In the East Hampton’s town and village police departments, internal investigations determined that a handful of complaints against police officers since mid-2020 were valid and grounds for discipline — but nothing that called for a prolonged suspension or termination.
The Express News Group obtained the disciplinary records through Freedom of Information requests initiated in February.
Police misconduct records were previously shielded from disclosure under 50-a, a section of New York Civil Rights Law, but the State Legislature repealed 50-a in 2020 as part of a statewide police reform and accountability effort. The Express News Group has since requested local police disciplinary records on a periodic basis.
In the East Hampton Village Police Department, a sergeant forfeited five days of leave time in June 2022 after the department found that in December 2021 the sergeant made a delivery in a police SUV that had nothing to do with police business. The discipline notice states the sergeant delivered business documents to a private residence, on behalf of a second person. The officer’s use of a marked police vehicle and uniform concerned the resident who received the documents, according to the notice.
“The complaint was informal … but nonetheless required investigation and command discipline,” the notice states.
In October 2021, a Village Police officer agreed to forfeit five days of leave time after the department found he did not wear a face mask on a number of occasions during traffic stops between October 2020 and September 2021. The discipline notice said the officer had failed to obey a department order.
A civilian complaint taken in April 2021 in person at Village Police headquarters states that the complainants were having a conversation about an accident when the officer, who was in a vehicle completing an accident information exchange form, said “Hey you guys, do me a favor and shut the f--- up.”
The officer did not want the complainants to agitate the driver of the other vehicle involved in the accident, the complaint form filled out by a sergeant states. It also states that the officer apologized.
The complainants also shared a video with the police department, and a lieutenant wrote that he viewed the video and found the allegation to be true. The officer agreed to forfeit one day of accrued leave time to resolve the matter.
In the East Hampton Town Police Department, a sergeant gave up an unspecified amount of accumulated leave time after a substantiated complaint that he engaged in harassment while off-duty in July 2022.
A Town Police officer received a written reprimand after leaving her post in February 2022 without notifying a supervisor, desk officer or public safety dispatcher. The following month, an officer assigned to “home confinement/injured on duty status” left his “post” and was disciplined in the form of lost accrued leave time.
An officer lost accrued leave time after, in September 2020, “becoming argumentative, agitated and being disrespectful toward her immediate supervisor.” Three days after that incident, the officer was late for her shift; for that, she was issued a written reprimand. And the following month, the officer was the subject of command discipline again, this time for contacting a senior staff supervisor without approval from a sergeant, and upon reaching the senior staff member, was “insubordinate and disrespectful.” She was penalized with the loss of leave time.

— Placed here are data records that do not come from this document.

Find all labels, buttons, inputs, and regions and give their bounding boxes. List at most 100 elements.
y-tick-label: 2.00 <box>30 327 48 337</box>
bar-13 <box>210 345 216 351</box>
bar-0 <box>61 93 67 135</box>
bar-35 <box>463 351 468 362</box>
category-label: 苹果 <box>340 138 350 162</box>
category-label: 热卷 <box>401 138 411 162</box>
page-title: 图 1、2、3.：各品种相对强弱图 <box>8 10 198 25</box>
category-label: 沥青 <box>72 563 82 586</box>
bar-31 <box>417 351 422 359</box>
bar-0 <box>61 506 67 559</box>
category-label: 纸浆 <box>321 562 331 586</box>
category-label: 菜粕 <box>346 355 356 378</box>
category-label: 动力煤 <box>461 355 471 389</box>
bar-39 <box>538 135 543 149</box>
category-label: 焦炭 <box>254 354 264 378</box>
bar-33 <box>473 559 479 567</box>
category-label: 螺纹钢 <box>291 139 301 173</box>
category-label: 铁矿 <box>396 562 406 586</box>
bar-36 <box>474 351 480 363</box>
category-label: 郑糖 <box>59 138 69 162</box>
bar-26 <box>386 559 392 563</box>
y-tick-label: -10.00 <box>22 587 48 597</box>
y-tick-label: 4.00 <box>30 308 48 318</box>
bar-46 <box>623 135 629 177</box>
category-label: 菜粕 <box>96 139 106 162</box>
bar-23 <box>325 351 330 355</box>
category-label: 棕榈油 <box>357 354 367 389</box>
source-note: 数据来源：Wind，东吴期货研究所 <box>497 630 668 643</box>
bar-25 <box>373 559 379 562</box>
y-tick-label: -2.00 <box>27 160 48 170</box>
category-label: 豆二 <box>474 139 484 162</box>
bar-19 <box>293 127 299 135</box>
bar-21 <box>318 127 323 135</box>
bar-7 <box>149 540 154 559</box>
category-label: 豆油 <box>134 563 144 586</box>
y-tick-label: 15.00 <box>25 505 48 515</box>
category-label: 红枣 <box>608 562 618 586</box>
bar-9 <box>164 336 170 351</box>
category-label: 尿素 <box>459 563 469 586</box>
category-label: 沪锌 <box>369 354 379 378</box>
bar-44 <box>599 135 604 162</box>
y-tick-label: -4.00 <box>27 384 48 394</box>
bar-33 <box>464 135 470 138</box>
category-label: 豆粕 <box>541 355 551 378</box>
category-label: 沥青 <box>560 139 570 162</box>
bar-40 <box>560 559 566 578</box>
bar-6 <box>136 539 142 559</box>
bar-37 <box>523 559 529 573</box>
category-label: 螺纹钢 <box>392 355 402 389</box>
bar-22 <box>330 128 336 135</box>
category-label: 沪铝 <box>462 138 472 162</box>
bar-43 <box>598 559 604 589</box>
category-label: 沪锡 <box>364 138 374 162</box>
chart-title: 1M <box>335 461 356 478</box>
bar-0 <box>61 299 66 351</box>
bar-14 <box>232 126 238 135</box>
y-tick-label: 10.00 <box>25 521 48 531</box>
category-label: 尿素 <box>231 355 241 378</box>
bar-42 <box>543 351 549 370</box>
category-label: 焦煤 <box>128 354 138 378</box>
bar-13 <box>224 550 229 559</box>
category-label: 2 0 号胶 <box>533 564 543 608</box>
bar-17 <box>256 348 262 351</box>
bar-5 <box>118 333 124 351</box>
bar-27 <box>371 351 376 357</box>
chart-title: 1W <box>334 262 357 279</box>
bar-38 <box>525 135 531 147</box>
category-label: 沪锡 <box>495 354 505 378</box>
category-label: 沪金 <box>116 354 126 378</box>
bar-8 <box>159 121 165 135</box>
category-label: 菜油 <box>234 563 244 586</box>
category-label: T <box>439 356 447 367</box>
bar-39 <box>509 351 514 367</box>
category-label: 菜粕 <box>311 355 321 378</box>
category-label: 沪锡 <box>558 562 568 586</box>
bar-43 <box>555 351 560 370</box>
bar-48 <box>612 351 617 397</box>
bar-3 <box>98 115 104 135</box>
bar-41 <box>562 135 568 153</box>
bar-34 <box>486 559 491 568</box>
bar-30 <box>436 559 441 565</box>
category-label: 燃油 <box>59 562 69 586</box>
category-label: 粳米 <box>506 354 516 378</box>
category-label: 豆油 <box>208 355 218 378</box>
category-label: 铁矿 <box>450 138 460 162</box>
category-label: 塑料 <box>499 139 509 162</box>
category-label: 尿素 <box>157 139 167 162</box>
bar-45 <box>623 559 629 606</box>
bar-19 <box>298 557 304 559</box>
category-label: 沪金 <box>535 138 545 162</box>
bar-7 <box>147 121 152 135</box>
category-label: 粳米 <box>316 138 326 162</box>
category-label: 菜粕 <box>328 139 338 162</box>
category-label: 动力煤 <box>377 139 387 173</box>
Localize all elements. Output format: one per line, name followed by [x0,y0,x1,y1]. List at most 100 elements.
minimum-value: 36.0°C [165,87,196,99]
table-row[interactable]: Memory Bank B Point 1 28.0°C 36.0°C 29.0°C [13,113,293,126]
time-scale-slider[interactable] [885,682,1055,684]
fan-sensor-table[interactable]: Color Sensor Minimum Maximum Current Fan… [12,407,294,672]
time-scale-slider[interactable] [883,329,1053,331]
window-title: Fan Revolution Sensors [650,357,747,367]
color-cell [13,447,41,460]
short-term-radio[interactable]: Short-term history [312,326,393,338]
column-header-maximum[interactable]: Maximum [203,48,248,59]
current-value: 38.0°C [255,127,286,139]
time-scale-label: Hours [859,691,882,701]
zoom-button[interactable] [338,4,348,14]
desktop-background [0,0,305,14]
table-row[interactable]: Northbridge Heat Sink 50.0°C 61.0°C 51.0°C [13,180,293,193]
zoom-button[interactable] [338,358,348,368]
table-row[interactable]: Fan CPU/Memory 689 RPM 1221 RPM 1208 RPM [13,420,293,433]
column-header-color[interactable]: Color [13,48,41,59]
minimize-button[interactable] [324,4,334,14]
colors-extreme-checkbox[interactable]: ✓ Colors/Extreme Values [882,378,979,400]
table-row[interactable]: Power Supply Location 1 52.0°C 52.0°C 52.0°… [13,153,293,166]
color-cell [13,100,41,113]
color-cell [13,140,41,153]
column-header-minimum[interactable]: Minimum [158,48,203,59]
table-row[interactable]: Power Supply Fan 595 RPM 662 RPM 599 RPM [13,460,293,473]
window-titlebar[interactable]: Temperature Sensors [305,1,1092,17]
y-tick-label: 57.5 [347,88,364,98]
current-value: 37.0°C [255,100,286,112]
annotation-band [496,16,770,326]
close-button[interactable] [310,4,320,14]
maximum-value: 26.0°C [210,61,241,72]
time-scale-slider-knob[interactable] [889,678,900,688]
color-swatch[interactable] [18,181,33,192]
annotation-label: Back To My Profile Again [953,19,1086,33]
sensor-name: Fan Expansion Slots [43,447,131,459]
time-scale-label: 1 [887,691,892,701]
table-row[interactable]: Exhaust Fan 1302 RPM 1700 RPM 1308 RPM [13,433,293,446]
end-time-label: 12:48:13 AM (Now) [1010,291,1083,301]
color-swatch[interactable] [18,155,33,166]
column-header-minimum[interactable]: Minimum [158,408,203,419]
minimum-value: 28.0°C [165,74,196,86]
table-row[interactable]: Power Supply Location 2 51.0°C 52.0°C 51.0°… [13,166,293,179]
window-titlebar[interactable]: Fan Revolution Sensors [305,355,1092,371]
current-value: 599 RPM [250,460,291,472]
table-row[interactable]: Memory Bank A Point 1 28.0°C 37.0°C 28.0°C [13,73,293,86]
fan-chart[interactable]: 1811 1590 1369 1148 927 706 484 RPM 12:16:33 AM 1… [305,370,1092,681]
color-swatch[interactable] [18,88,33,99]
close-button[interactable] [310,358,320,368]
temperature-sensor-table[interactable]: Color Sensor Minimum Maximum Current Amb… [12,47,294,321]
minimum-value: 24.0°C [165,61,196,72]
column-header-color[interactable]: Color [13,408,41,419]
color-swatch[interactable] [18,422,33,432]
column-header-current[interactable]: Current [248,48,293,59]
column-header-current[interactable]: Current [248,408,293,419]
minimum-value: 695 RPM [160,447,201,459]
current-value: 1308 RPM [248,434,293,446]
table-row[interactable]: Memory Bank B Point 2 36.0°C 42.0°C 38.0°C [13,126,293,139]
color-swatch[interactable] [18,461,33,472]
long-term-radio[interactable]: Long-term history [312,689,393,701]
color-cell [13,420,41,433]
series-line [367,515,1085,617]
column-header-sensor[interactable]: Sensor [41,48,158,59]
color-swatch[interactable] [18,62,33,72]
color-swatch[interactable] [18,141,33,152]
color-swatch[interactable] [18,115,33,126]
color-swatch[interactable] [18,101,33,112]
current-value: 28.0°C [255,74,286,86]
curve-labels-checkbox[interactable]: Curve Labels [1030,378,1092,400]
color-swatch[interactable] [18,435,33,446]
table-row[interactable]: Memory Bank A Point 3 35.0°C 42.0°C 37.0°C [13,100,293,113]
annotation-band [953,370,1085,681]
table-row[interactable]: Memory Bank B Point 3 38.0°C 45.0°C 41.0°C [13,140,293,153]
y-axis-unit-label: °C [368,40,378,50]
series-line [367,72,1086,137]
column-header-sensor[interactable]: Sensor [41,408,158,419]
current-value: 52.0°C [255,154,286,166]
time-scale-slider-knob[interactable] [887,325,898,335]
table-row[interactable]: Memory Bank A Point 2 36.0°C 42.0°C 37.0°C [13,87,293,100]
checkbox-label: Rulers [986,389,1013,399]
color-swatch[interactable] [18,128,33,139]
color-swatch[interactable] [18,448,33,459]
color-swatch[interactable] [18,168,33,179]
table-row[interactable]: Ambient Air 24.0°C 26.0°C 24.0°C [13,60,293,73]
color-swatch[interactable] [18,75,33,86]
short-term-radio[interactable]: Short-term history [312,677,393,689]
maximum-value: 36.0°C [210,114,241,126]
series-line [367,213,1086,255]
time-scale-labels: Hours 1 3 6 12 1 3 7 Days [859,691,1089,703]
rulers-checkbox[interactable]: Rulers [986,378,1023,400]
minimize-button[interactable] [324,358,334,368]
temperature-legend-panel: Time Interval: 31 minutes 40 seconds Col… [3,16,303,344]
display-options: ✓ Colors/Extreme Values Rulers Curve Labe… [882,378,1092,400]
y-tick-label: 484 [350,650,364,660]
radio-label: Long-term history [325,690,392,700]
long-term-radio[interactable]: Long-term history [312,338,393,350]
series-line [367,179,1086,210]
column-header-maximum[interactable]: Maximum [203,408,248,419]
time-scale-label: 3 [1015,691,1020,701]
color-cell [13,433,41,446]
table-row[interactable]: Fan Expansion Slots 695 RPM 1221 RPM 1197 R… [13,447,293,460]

The Town Police also provided the outcome of investigations that exonerated officers who were the subjects of complaints. In one case, a civilian alleged an officer stopped and questioned him solely based on his race, and an investigation by a senior staff member found the complaint was unsubstantiated. Another officer was cleared after being accused of not thoroughly investigating an aggressive/erratic driver complaint in February 2022.